Le sphinx 9 Octobre 2007 à 22:54

Le sphinx


Il est reconnu à travers l'Europe, que le périphérique parisien constitue l'objet le plus à même de cristalliser chez le voyageur, l'angoisse et la bizarrerie.
J'en veux pour preuve le marasme de la porte d'Orléans.
Il n'a échappé à personne que la porte d'Orléans dissimule au vu de tous une bifurcation maléfique. Je tiens pour certain, que les témoignages abondent, qui mettent en scène des flots de voyageurs égarés,

en ces points singuliers
où ils se précipitent
mystifiés par les con
torsions périphériques.


Et si tel n'est pas le cas, c'est sans doute parce qu'aucun d'entre eux n'est jamais revenu.

Il fut une époque où chacune de mes tentatives pour parcourir le périphérique extérieur échouait immanquablement à Rungis. Au début, on ne se doute de rien, mais les kilomètres s'empilant, on finit par convenir de l'évidence: on va échouer à Rungis.
En s'engageant sur la bretelle de l'échangeur, on est saisi par ce trouble, cette sensation familière qui signifie: "Ici rôde l'incommensurable. Toute résistance est inutile, car voici que le Fatum te désigne de son doigt adverse."

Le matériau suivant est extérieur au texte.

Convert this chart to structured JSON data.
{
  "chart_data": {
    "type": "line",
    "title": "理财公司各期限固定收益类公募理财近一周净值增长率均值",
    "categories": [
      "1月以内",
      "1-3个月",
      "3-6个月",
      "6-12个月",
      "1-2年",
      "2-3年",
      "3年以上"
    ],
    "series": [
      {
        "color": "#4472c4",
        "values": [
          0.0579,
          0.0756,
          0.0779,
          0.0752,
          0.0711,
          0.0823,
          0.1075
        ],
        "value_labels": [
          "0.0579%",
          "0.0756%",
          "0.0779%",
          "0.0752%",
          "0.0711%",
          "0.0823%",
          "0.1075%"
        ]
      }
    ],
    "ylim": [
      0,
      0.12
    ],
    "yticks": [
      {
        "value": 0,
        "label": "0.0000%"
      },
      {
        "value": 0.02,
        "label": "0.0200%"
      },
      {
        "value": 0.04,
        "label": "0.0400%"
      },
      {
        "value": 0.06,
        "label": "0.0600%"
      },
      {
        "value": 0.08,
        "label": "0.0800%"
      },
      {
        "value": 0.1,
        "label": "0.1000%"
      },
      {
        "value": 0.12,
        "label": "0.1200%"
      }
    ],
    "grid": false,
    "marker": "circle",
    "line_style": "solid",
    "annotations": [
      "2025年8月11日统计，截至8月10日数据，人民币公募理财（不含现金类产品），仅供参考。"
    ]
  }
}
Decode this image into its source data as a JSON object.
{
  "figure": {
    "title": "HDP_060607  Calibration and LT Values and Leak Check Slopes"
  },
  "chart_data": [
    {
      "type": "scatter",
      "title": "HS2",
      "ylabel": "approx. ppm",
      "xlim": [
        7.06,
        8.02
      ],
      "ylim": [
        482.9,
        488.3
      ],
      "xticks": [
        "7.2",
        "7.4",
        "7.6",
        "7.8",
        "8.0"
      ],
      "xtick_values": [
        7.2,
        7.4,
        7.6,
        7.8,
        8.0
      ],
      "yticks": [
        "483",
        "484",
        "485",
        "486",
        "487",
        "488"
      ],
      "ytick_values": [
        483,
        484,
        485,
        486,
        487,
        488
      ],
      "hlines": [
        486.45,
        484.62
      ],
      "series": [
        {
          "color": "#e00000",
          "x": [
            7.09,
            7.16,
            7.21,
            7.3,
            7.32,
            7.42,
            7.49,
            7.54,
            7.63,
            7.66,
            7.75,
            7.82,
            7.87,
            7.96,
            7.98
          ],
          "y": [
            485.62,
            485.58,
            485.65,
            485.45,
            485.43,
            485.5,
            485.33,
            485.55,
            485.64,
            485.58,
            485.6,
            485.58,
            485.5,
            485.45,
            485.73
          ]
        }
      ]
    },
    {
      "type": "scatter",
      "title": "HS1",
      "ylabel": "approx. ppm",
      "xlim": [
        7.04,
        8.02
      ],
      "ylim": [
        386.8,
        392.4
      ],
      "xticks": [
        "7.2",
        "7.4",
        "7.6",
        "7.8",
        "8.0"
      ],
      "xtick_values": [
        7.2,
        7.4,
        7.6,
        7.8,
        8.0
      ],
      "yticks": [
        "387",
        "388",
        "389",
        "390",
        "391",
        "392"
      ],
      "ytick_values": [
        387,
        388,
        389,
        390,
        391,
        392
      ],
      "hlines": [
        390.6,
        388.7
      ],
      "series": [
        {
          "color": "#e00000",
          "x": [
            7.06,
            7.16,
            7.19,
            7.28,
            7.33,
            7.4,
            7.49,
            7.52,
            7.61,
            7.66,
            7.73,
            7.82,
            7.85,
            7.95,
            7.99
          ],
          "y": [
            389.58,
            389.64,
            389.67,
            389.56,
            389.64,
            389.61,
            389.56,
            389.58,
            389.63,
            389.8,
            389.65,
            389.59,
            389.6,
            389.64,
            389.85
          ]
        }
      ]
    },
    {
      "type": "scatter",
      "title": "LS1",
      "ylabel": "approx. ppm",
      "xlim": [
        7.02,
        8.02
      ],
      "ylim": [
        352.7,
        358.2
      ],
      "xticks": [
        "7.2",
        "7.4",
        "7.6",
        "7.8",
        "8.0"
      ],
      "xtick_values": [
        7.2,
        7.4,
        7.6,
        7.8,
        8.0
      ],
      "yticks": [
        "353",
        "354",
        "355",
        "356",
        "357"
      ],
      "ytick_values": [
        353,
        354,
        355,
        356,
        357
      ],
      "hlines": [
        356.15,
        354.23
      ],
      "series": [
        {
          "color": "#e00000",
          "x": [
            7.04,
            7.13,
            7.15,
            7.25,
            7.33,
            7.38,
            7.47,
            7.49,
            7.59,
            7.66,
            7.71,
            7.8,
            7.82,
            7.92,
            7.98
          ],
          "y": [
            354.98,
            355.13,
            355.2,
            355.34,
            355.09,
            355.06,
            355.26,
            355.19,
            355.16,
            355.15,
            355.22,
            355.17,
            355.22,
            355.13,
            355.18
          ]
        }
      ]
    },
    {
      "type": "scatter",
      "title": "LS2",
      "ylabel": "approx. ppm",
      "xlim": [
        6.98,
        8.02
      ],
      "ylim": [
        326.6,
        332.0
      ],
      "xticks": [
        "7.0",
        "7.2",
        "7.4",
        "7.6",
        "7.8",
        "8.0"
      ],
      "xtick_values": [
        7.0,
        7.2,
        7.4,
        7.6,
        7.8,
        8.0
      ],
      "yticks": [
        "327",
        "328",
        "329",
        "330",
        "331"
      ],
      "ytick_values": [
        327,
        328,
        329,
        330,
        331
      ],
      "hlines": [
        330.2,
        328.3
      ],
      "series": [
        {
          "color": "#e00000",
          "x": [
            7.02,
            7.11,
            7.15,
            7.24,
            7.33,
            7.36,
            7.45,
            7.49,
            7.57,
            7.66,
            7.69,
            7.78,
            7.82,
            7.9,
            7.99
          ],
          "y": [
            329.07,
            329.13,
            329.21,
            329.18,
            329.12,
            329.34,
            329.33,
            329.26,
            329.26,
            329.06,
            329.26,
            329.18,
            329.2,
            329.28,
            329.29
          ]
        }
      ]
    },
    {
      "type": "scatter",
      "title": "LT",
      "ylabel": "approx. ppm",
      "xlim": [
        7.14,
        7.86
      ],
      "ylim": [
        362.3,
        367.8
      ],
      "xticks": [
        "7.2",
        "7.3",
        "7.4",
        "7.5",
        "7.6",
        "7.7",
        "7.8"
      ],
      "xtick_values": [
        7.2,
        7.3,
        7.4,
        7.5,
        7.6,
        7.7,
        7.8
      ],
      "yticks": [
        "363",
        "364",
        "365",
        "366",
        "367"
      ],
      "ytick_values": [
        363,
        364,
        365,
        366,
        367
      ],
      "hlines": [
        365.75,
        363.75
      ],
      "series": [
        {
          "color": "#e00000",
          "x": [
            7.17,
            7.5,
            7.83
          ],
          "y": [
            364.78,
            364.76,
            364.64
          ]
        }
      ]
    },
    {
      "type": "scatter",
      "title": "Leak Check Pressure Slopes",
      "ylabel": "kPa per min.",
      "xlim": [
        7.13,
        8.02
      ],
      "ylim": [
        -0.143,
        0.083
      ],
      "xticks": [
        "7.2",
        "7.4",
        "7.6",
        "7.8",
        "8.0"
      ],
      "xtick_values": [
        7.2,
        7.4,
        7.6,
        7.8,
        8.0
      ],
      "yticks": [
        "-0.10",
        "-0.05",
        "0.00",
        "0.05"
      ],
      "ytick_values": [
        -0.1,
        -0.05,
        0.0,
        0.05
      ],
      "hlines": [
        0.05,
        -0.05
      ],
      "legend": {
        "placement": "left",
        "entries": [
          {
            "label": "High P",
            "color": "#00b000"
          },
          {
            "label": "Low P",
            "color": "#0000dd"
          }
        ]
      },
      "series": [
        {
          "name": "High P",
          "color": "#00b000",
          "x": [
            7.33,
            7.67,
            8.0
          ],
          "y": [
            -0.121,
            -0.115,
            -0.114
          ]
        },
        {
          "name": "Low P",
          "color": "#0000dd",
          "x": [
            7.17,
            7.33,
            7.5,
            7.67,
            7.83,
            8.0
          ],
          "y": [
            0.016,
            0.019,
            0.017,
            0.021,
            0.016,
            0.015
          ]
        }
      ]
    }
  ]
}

Rungis est assimilable à un puits gravitationnel qui régnerait, tapi au sud de la capitale, et affairé à engloutir les malheureux qui défient les mystères de la signalétique routière. De loin, la voie semble tout à fait disposée à vous conduire de porte en porte jusqu'à jusqu'à un endroit sûr, mais une fois engagé sur la bretelle, la farce se révèle dans toute sa sournoiserie, et vous aboutissez àRungis.

Une fois échoué dans la zone de Rungis, commence la quête interminable de la sortie. La zone est un dédale de bâtiments très laids, conçu pour enferrer le voyageur dans une malédiction circulaire. Les impasses succèdent aux sens interdits, et l'on maudit les urbanistes qui manigancèrent cette sotte plaisanterie.

Un jour que j'étais échoué dans la zone de Rungis depuis plus d'une heure, je pus m'entretenir avec un automobiliste qui désespérait de se dépêtrer un jour de ce carroussel, et il me tint des propos fascinants. Certains initiés évoqueraient une théorie selon laquelle, en s'engageant dans certains sens interdits, dans un lieu siginificatif de la zone, une impasse se révèle offrir un passage dérobé vers un réseau secondaire, lequel autoriserait un accès vers l'Extérieur.

C'est en général par un cheminement semblable que je m'extirpe du marasme, au bord de la panne sèche, mais c'est l'esprit agité que je m'attend d'un jour à l'autre, à me trouver confronté au détour d'un entrepôt, à l'apparition énigmatique d'un sphinx avide de calamité.